Monroy Bracamontes shot a motorist, Anthony Holmes, while trying to take
his car, Sergeant Bowman
said. Mr. Holmes is recovering from multiple gunshot wounds.
The
couple then fled to Placer County, northeast of Sacramento. There, Mr.
Monroy Bracamontes shot and killed a sheriff’s detective, Michael Davis,
and wounded a third
officer using an AR-15 assault rifle, according to the charges against
him. The couple is also charged with attempting to murder two other
Placer County deputies.
Immigration officials said the rapid identification of the suspect showed that federal programs now in place were effective.
“This
is underscores why technology like Secure Communities is so important,”

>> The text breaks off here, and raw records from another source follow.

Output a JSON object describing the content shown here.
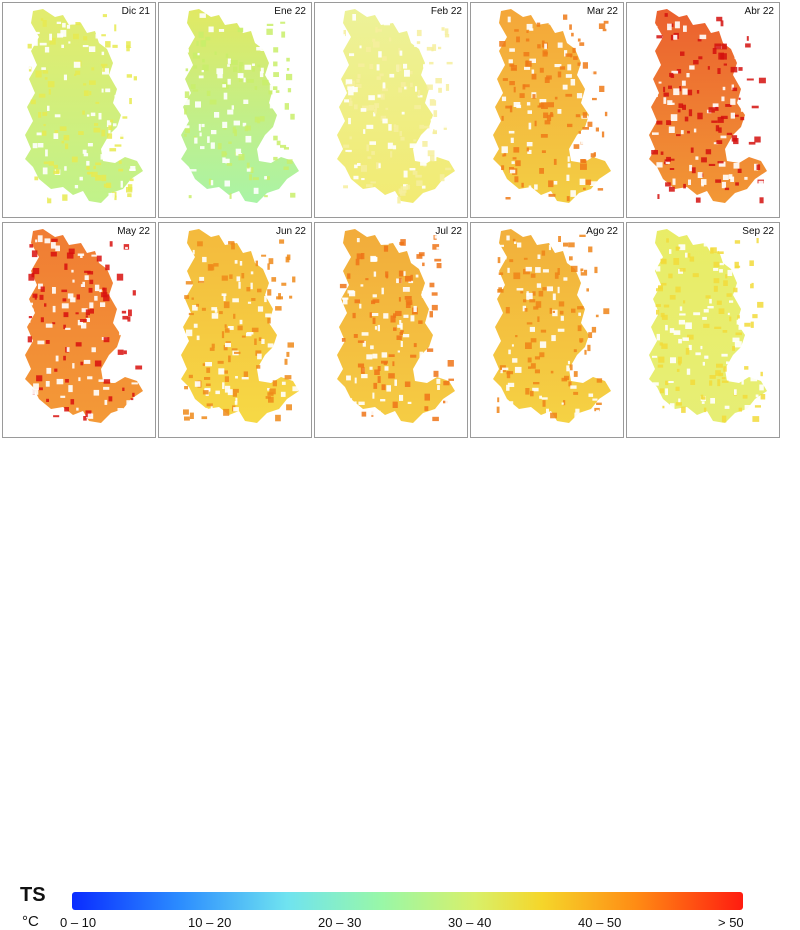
{
  "panels": [
    {
      "label": "Dic 21",
      "color_top": "#dfe95a",
      "color_bottom": "#b8f07a",
      "accent": "#e8ea50"
    },
    {
      "label": "Ene 22",
      "color_top": "#dde64e",
      "color_bottom": "#9ef29a",
      "accent": "#c9ee6a"
    },
    {
      "label": "Feb 22",
      "color_top": "#eaf08a",
      "color_bottom": "#f0e860",
      "accent": "#f6ef9e"
    },
    {
      "label": "Mar 22",
      "color_top": "#f39a1e",
      "color_bottom": "#f1c82a",
      "accent": "#ee7a18"
    },
    {
      "label": "Abr 22",
      "color_top": "#e84a12",
      "color_bottom": "#f08a1a",
      "accent": "#d4100e"
    },
    {
      "label": "May 22",
      "color_top": "#ee6a18",
      "color_bottom": "#f28c1c",
      "accent": "#d8100e"
    },
    {
      "label": "Jun 22",
      "color_top": "#f2b022",
      "color_bottom": "#f5d42c",
      "accent": "#ef8a1a"
    },
    {
      "label": "Jul 22",
      "color_top": "#f0a020",
      "color_bottom": "#f4c62a",
      "accent": "#ee7418"
    },
    {
      "label": "Ago 22",
      "color_top": "#f0a420",
      "color_bottom": "#f4cc2a",
      "accent": "#ef8418"
    },
    {
      "label": "Sep 22",
      "color_top": "#e6ea52",
      "color_bottom": "#e3ec62",
      "accent": "#f2da3a"
    }
  ],
  "legend": {
    "title": "TS",
    "unit": "°C",
    "ticks": [
      "0 – 10",
      "10 – 20",
      "20 – 30",
      "30 – 40",
      "40 – 50",
      "> 50"
    ],
    "colors": [
      "#0a2cff",
      "#2b8cff",
      "#6fe3f0",
      "#98f7a8",
      "#d8f06a",
      "#f5d62a",
      "#ff8c14",
      "#ff1c10"
    ]
  }
}
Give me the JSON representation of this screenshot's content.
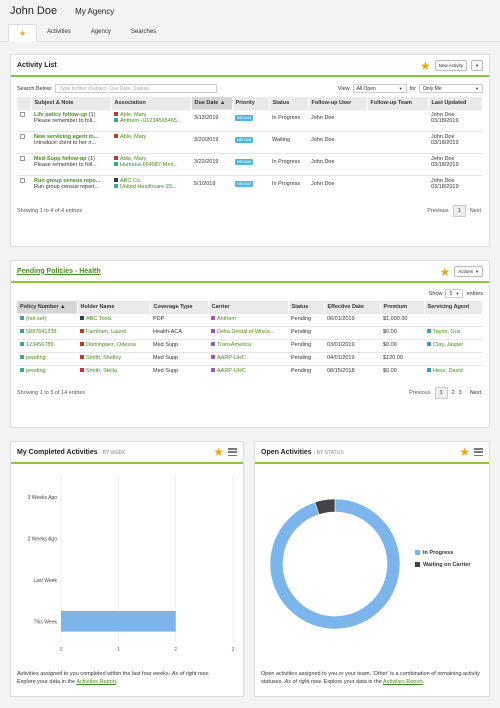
{
  "header": {
    "user": "John Doe",
    "agency": "My Agency"
  },
  "tabs": [
    {
      "label": "Activities"
    },
    {
      "label": "Agency"
    },
    {
      "label": "Searches"
    }
  ],
  "activity_list": {
    "title": "Activity List",
    "new_activity": "New Activity",
    "search_label": "Search Below:",
    "search_placeholder": "Type to filter (Subject, Due Date, Status)",
    "view_label": "View",
    "view_value": "All Open",
    "for_label": "for",
    "for_value": "Only Me",
    "columns": [
      "Subject & Note",
      "Association",
      "Due Date",
      "Priority",
      "Status",
      "Follow-up User",
      "Follow-up Team",
      "Last Updated"
    ],
    "rows": [
      {
        "subject": "Life policy follow-up",
        "count": "(1)",
        "note": "Please remember to foll...",
        "assoc1": "Able, Mary",
        "assoc2": "Anthem -U1234565465...",
        "due": "3/13/2019",
        "priority": "MEDIUM",
        "status": "In Progress",
        "user": "John Doe",
        "team": "",
        "updated_by": "John Doe",
        "updated": "03/18/2019"
      },
      {
        "subject": "New servicing agent in...",
        "count": "",
        "note": "Introduce client to her n...",
        "assoc1": "Able, Mary",
        "assoc2": "",
        "due": "3/20/2019",
        "priority": "MEDIUM",
        "status": "Waiting",
        "user": "John Doe",
        "team": "",
        "updated_by": "John Doe",
        "updated": "03/18/2019"
      },
      {
        "subject": "Med-Supp follow-up",
        "count": "(1)",
        "note": "Please remember to foll...",
        "assoc1": "Able, Mary",
        "assoc2": "Humana-654987-Med...",
        "due": "3/22/2019",
        "priority": "MEDIUM",
        "status": "In Progress",
        "user": "John Doe",
        "team": "",
        "updated_by": "John Doe",
        "updated": "03/18/2019"
      },
      {
        "subject": "Run group census repo...",
        "count": "",
        "note": "Run group census report...",
        "assoc1": "ABC Co.",
        "assoc2": "United Healthcare-23...",
        "due": "5/1/2019",
        "priority": "MEDIUM",
        "status": "In Progress",
        "user": "John Doe",
        "team": "",
        "updated_by": "John Doe",
        "updated": "03/18/2019"
      }
    ],
    "showing": "Showing 1 to 4 of 4 entries",
    "previous": "Previous",
    "page": "1",
    "next": "Next"
  },
  "pending": {
    "title": "Pending Policies - Health",
    "actions": "Actions",
    "show_label": "Show",
    "show_value": "5",
    "entries_label": "entries",
    "columns": [
      "Policy Number",
      "Holder Name",
      "Coverage Type",
      "Carrier",
      "Status",
      "Effective Date",
      "Premium",
      "Servicing Agent"
    ],
    "rows": [
      {
        "policy": "(not set)",
        "holder": "ABC Tools",
        "holder_color": "navy",
        "coverage": "PDP",
        "carrier": "Anthem",
        "status": "Pending",
        "effective": "06/01/2019",
        "premium": "$1,000.00",
        "agent": ""
      },
      {
        "policy": "5897641238",
        "holder": "Farnham, Laurel",
        "holder_color": "red",
        "coverage": "Health-ACA",
        "carrier": "Delta Dental of Wisco...",
        "status": "Pending",
        "effective": "",
        "premium": "$0.00",
        "agent": "Taylor, Gus"
      },
      {
        "policy": "123456789",
        "holder": "Dominguez, Odessa",
        "holder_color": "red",
        "coverage": "Med Supp",
        "carrier": "TransAmerica",
        "status": "Pending",
        "effective": "03/01/2019",
        "premium": "$0.00",
        "agent": "Clay, Jasper"
      },
      {
        "policy": "pending",
        "holder": "Smith, Shelley",
        "holder_color": "red",
        "coverage": "Med Supp",
        "carrier": "AARP-UHC",
        "status": "Pending",
        "effective": "04/01/2019",
        "premium": "$120.00",
        "agent": ""
      },
      {
        "policy": "pending",
        "holder": "Smith, Stella",
        "holder_color": "red",
        "coverage": "Med Supp",
        "carrier": "AARP-UHC",
        "status": "Pending",
        "effective": "08/15/2018",
        "premium": "$0.00",
        "agent": "Hess, David"
      }
    ],
    "showing": "Showing 1 to 5 of 14 entries",
    "previous": "Previous",
    "pages": [
      "1",
      "2",
      "3"
    ],
    "next": "Next"
  },
  "completed": {
    "title": "My Completed Activities",
    "subtitle": "- BY WEEK",
    "footer_a": "Activities assigned to you completed within the last four weeks.",
    "footer_b": "As of right now.",
    "footer_c": "Explore your data in the",
    "footer_link": "Activities Report",
    "footer_end": "."
  },
  "open": {
    "title": "Open Activities",
    "subtitle": "- BY STATUS",
    "footer_a": "Open activities assigned to you or your team. 'Other' is a combination of remaining activity statuses.",
    "footer_b": "As of right now.",
    "footer_c": "Explore your data in the",
    "footer_link": "Activities Report",
    "footer_end": "."
  },
  "chart_data": [
    {
      "type": "bar",
      "orientation": "horizontal",
      "categories": [
        "3 Weeks Ago",
        "2 Weeks Ago",
        "Last Week",
        "This Week"
      ],
      "values": [
        0,
        0,
        0,
        2
      ],
      "xlim": [
        0,
        3
      ],
      "xticks": [
        "0",
        "1",
        "2",
        "3"
      ],
      "color": "#7cb5ec",
      "grid": true
    },
    {
      "type": "pie",
      "donut": true,
      "series": [
        {
          "name": "In Progress",
          "value": 95,
          "color": "#7cb5ec"
        },
        {
          "name": "Waiting on Carrier",
          "value": 5,
          "color": "#434348"
        }
      ],
      "legend": "right"
    }
  ]
}
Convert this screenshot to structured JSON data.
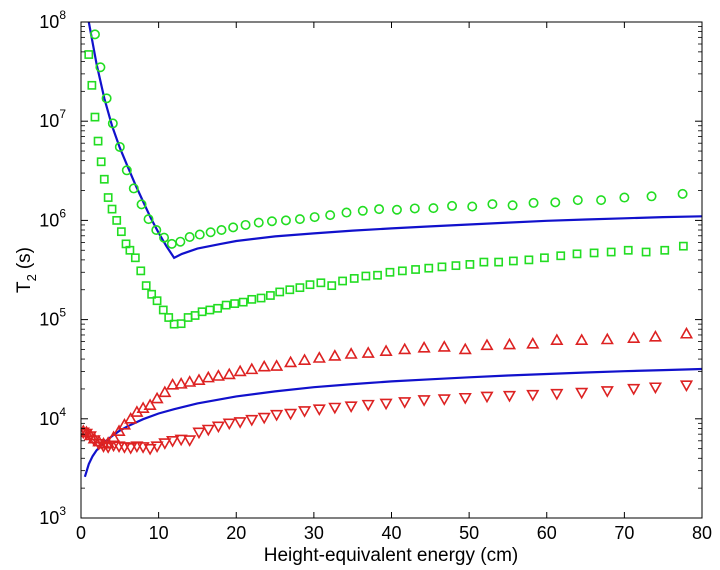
{
  "chart_data": {
    "type": "scatter",
    "title": "",
    "xlabel": "Height-equivalent energy (cm)",
    "ylabel": {
      "main": "T",
      "subscript": "2",
      "unit": "(s)"
    },
    "xlim": [
      0,
      80
    ],
    "ylim": [
      1000,
      100000000
    ],
    "yscale": "log",
    "x_ticks": [
      "0",
      "10",
      "20",
      "30",
      "40",
      "50",
      "60",
      "70",
      "80"
    ],
    "y_ticks": [
      {
        "base": "10",
        "exp": "3"
      },
      {
        "base": "10",
        "exp": "4"
      },
      {
        "base": "10",
        "exp": "5"
      },
      {
        "base": "10",
        "exp": "6"
      },
      {
        "base": "10",
        "exp": "7"
      },
      {
        "base": "10",
        "exp": "8"
      }
    ],
    "grid": false,
    "colors": {
      "green": "#22dd22",
      "red": "#dd2222",
      "blue": "#1111cc"
    },
    "series": [
      {
        "name": "green-circles",
        "marker": "circle",
        "color": "#22dd22",
        "points": [
          [
            1.8,
            75000000
          ],
          [
            2.5,
            35000000
          ],
          [
            3.3,
            17000000
          ],
          [
            4.1,
            9500000
          ],
          [
            5.0,
            5500000
          ],
          [
            5.9,
            3200000
          ],
          [
            6.8,
            2100000
          ],
          [
            7.8,
            1450000
          ],
          [
            8.7,
            1030000
          ],
          [
            9.7,
            800000
          ],
          [
            10.7,
            670000
          ],
          [
            11.7,
            580000
          ],
          [
            12.8,
            610000
          ],
          [
            14.0,
            680000
          ],
          [
            15.3,
            720000
          ],
          [
            16.7,
            760000
          ],
          [
            18.1,
            800000
          ],
          [
            19.6,
            850000
          ],
          [
            21.2,
            900000
          ],
          [
            22.9,
            950000
          ],
          [
            24.6,
            980000
          ],
          [
            26.4,
            1000000
          ],
          [
            28.2,
            1030000
          ],
          [
            30.1,
            1080000
          ],
          [
            32.1,
            1130000
          ],
          [
            34.2,
            1200000
          ],
          [
            36.3,
            1250000
          ],
          [
            38.4,
            1300000
          ],
          [
            40.7,
            1280000
          ],
          [
            43.0,
            1320000
          ],
          [
            45.4,
            1330000
          ],
          [
            47.8,
            1400000
          ],
          [
            50.4,
            1380000
          ],
          [
            53.0,
            1460000
          ],
          [
            55.6,
            1420000
          ],
          [
            58.3,
            1500000
          ],
          [
            61.1,
            1520000
          ],
          [
            64.0,
            1600000
          ],
          [
            67.0,
            1600000
          ],
          [
            70.0,
            1700000
          ],
          [
            73.5,
            1750000
          ],
          [
            77.5,
            1850000
          ]
        ]
      },
      {
        "name": "green-squares",
        "marker": "square",
        "color": "#22dd22",
        "points": [
          [
            1.0,
            47000000
          ],
          [
            1.4,
            23000000
          ],
          [
            1.8,
            11000000
          ],
          [
            2.2,
            6300000
          ],
          [
            2.6,
            3900000
          ],
          [
            3.0,
            2600000
          ],
          [
            3.5,
            1700000
          ],
          [
            4.0,
            1300000
          ],
          [
            4.6,
            1000000
          ],
          [
            5.2,
            770000
          ],
          [
            5.8,
            580000
          ],
          [
            6.3,
            500000
          ],
          [
            7.0,
            420000
          ],
          [
            7.7,
            310000
          ],
          [
            8.4,
            220000
          ],
          [
            9.1,
            180000
          ],
          [
            9.8,
            155000
          ],
          [
            10.6,
            125000
          ],
          [
            11.3,
            105000
          ],
          [
            12.0,
            90000
          ],
          [
            12.9,
            91000
          ],
          [
            13.8,
            105000
          ],
          [
            14.7,
            110000
          ],
          [
            15.6,
            120000
          ],
          [
            16.6,
            125000
          ],
          [
            17.6,
            130000
          ],
          [
            18.7,
            140000
          ],
          [
            19.8,
            145000
          ],
          [
            20.9,
            150000
          ],
          [
            22.0,
            160000
          ],
          [
            23.2,
            165000
          ],
          [
            24.4,
            175000
          ],
          [
            25.6,
            190000
          ],
          [
            26.9,
            200000
          ],
          [
            28.2,
            210000
          ],
          [
            29.5,
            225000
          ],
          [
            30.9,
            235000
          ],
          [
            32.3,
            220000
          ],
          [
            33.7,
            245000
          ],
          [
            35.2,
            260000
          ],
          [
            36.7,
            275000
          ],
          [
            38.2,
            280000
          ],
          [
            39.8,
            300000
          ],
          [
            41.4,
            310000
          ],
          [
            43.1,
            320000
          ],
          [
            44.8,
            330000
          ],
          [
            46.5,
            340000
          ],
          [
            48.3,
            350000
          ],
          [
            50.1,
            360000
          ],
          [
            51.9,
            380000
          ],
          [
            53.8,
            380000
          ],
          [
            55.7,
            390000
          ],
          [
            57.7,
            400000
          ],
          [
            59.7,
            420000
          ],
          [
            61.8,
            440000
          ],
          [
            63.9,
            460000
          ],
          [
            66.1,
            470000
          ],
          [
            68.3,
            480000
          ],
          [
            70.5,
            500000
          ],
          [
            72.8,
            480000
          ],
          [
            75.2,
            500000
          ],
          [
            77.6,
            550000
          ]
        ]
      },
      {
        "name": "red-triangles-up",
        "marker": "triangle-up",
        "color": "#dd2222",
        "points": [
          [
            0.3,
            7500
          ],
          [
            0.7,
            7300
          ],
          [
            1.2,
            6800
          ],
          [
            1.7,
            6300
          ],
          [
            2.3,
            5900
          ],
          [
            2.9,
            5600
          ],
          [
            3.5,
            5700
          ],
          [
            4.2,
            6500
          ],
          [
            4.9,
            7500
          ],
          [
            5.6,
            8700
          ],
          [
            6.4,
            10000
          ],
          [
            7.2,
            11700
          ],
          [
            8.0,
            12800
          ],
          [
            8.9,
            13700
          ],
          [
            9.8,
            16000
          ],
          [
            10.8,
            18500
          ],
          [
            11.8,
            22000
          ],
          [
            12.9,
            22500
          ],
          [
            14.0,
            23500
          ],
          [
            15.2,
            24500
          ],
          [
            16.4,
            26000
          ],
          [
            17.7,
            27000
          ],
          [
            19.1,
            28000
          ],
          [
            20.5,
            30000
          ],
          [
            22.0,
            31500
          ],
          [
            23.6,
            33500
          ],
          [
            25.2,
            34000
          ],
          [
            27.0,
            37000
          ],
          [
            28.8,
            39000
          ],
          [
            30.7,
            41000
          ],
          [
            32.7,
            43000
          ],
          [
            34.8,
            45000
          ],
          [
            37.0,
            46000
          ],
          [
            39.3,
            48000
          ],
          [
            41.7,
            50000
          ],
          [
            44.2,
            52000
          ],
          [
            46.8,
            53000
          ],
          [
            49.5,
            50000
          ],
          [
            52.3,
            55000
          ],
          [
            55.2,
            56000
          ],
          [
            58.2,
            57000
          ],
          [
            61.3,
            62000
          ],
          [
            64.5,
            62000
          ],
          [
            67.8,
            63000
          ],
          [
            71.2,
            65000
          ],
          [
            74.0,
            67000
          ],
          [
            78.0,
            72000
          ]
        ]
      },
      {
        "name": "red-triangles-down",
        "marker": "triangle-down",
        "color": "#dd2222",
        "points": [
          [
            0.3,
            7300
          ],
          [
            0.7,
            7100
          ],
          [
            1.2,
            6700
          ],
          [
            1.7,
            6100
          ],
          [
            2.3,
            5600
          ],
          [
            2.9,
            5300
          ],
          [
            3.5,
            5200
          ],
          [
            4.2,
            5400
          ],
          [
            4.9,
            5300
          ],
          [
            5.6,
            5200
          ],
          [
            6.4,
            5100
          ],
          [
            7.2,
            5300
          ],
          [
            8.0,
            5200
          ],
          [
            8.9,
            5000
          ],
          [
            9.8,
            5300
          ],
          [
            10.8,
            5700
          ],
          [
            11.8,
            6000
          ],
          [
            12.9,
            6200
          ],
          [
            14.0,
            6100
          ],
          [
            15.2,
            7300
          ],
          [
            16.4,
            7800
          ],
          [
            17.7,
            8400
          ],
          [
            19.1,
            9000
          ],
          [
            20.5,
            9300
          ],
          [
            22.0,
            9800
          ],
          [
            23.6,
            10300
          ],
          [
            25.2,
            11000
          ],
          [
            27.0,
            11300
          ],
          [
            28.8,
            12000
          ],
          [
            30.7,
            12500
          ],
          [
            32.7,
            13000
          ],
          [
            34.8,
            13400
          ],
          [
            37.0,
            13900
          ],
          [
            39.3,
            14300
          ],
          [
            41.7,
            14800
          ],
          [
            44.2,
            15500
          ],
          [
            46.8,
            15800
          ],
          [
            49.5,
            16300
          ],
          [
            52.3,
            16800
          ],
          [
            55.2,
            17100
          ],
          [
            58.2,
            17500
          ],
          [
            61.3,
            17900
          ],
          [
            64.5,
            18400
          ],
          [
            67.8,
            19100
          ],
          [
            71.2,
            20100
          ],
          [
            74.0,
            20800
          ],
          [
            78.0,
            21800
          ]
        ]
      }
    ],
    "lines": [
      {
        "name": "upper-blue-curve",
        "color": "#1111cc",
        "points": [
          [
            1.0,
            100000000
          ],
          [
            2.0,
            38000000
          ],
          [
            3.0,
            17000000
          ],
          [
            4.0,
            9000000
          ],
          [
            5.0,
            5400000
          ],
          [
            6.0,
            3500000
          ],
          [
            7.0,
            2300000
          ],
          [
            8.0,
            1550000
          ],
          [
            9.0,
            1050000
          ],
          [
            10.0,
            750000
          ],
          [
            11.0,
            550000
          ],
          [
            12.0,
            420000
          ],
          [
            13.0,
            460000
          ],
          [
            15.0,
            520000
          ],
          [
            18.0,
            580000
          ],
          [
            20.0,
            620000
          ],
          [
            25.0,
            690000
          ],
          [
            30.0,
            740000
          ],
          [
            35.0,
            790000
          ],
          [
            40.0,
            830000
          ],
          [
            45.0,
            870000
          ],
          [
            50.0,
            910000
          ],
          [
            55.0,
            950000
          ],
          [
            60.0,
            990000
          ],
          [
            65.0,
            1020000
          ],
          [
            70.0,
            1050000
          ],
          [
            75.0,
            1080000
          ],
          [
            80.0,
            1100000
          ]
        ]
      },
      {
        "name": "lower-blue-curve",
        "color": "#1111cc",
        "points": [
          [
            0.5,
            2600
          ],
          [
            1.0,
            3500
          ],
          [
            1.5,
            4200
          ],
          [
            2.0,
            4800
          ],
          [
            3.0,
            5800
          ],
          [
            4.0,
            6700
          ],
          [
            5.0,
            7600
          ],
          [
            6.0,
            8400
          ],
          [
            8.0,
            9900
          ],
          [
            10.0,
            11300
          ],
          [
            12.0,
            12500
          ],
          [
            15.0,
            14300
          ],
          [
            20.0,
            16800
          ],
          [
            25.0,
            18900
          ],
          [
            30.0,
            20800
          ],
          [
            35.0,
            22400
          ],
          [
            40.0,
            23800
          ],
          [
            45.0,
            25000
          ],
          [
            50.0,
            26200
          ],
          [
            55.0,
            27300
          ],
          [
            60.0,
            28300
          ],
          [
            65.0,
            29300
          ],
          [
            70.0,
            30200
          ],
          [
            75.0,
            31000
          ],
          [
            80.0,
            31800
          ]
        ]
      }
    ]
  }
}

said Virginia Kice, a spokeswoman for Immigration and Customs
Enforcement. “It relies on
fingerprints, and it gives us a virtual presence in jails and prisons
across the country.”
Last
fall, California passed a law known as the Trust Act under which
traffic violations that do not result in an arrest would not activate
any alert to federal immigration
authorities, said Kevin R. Johnson, the dean of the law school at the
University of California, Davis.
“This
is a tragic case that is already being used by advocates to argue
against any kind of changes,” Mr. Johnson said. “But everyone agrees
that this is the sort of person
we should be focused on not having here.”